Pour Burgener, l’un des avantages de FlashBlade est que le système a été conçu à partir de zéro pour minimiser l’espace occupé, la consommation et maximiser la densité. Un système FlashBlade offre ainsi une capacité brute de 780 To (1,6 Po utiles après compression et déduplication en misant sur un ratio de réduction de données de 3:1) dans un espace rack de 4U. Et il délivre jusqu’à 15 Go/s de bande passante et jusqu’à 1 millions d’IOPS NFS. Pour l’instant, FlashBlade ne supporte que NFS, mais le support de S3 est officiellement sur la roadmap du constructeur 

Le lancement de FlashBlade intervient alors que Pure Storage vient tout juste d’achever le 4e trimestre de son année fiscale 2017 (clos de 31 janvier 2017 et dont on ne connaîtra sans doute pas les résultats avant la fin février).

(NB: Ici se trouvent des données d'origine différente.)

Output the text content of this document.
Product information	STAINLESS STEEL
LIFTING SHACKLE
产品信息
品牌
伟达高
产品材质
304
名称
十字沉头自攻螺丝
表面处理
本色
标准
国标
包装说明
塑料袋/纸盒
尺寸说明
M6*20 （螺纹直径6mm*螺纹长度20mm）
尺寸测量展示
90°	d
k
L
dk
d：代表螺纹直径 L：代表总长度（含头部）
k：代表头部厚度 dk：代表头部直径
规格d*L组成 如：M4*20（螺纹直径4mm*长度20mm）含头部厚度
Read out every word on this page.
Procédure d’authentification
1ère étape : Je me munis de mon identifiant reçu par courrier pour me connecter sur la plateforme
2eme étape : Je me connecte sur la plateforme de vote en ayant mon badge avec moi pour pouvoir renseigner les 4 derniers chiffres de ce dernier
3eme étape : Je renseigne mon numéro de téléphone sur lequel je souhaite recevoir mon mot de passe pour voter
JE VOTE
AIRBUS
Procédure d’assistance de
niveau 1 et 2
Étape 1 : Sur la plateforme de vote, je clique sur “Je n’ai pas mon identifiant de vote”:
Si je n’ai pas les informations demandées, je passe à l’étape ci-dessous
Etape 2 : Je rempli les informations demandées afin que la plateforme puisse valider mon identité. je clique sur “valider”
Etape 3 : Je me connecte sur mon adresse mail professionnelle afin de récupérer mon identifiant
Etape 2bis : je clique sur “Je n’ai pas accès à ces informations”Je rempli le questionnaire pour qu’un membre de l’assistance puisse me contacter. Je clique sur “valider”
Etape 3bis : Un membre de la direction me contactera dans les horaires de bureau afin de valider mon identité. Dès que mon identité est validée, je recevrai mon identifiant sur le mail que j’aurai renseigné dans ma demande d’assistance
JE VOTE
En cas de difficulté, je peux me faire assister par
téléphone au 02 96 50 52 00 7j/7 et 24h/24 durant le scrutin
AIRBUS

L’un des enjeux pour la firme en 2017 est de montrer que sa croissance peut l’amener à la rentabilité. Lors de son 3e trimestre fiscal, la firme a réalisé un CA de près de 197 M$, en hausse de près de 50 %, mais une perte nette de 78,9 M$ (en hausse de 40 %). La firme dispose toutefois d’un confortable matelas de 518 M$ de trésorerie.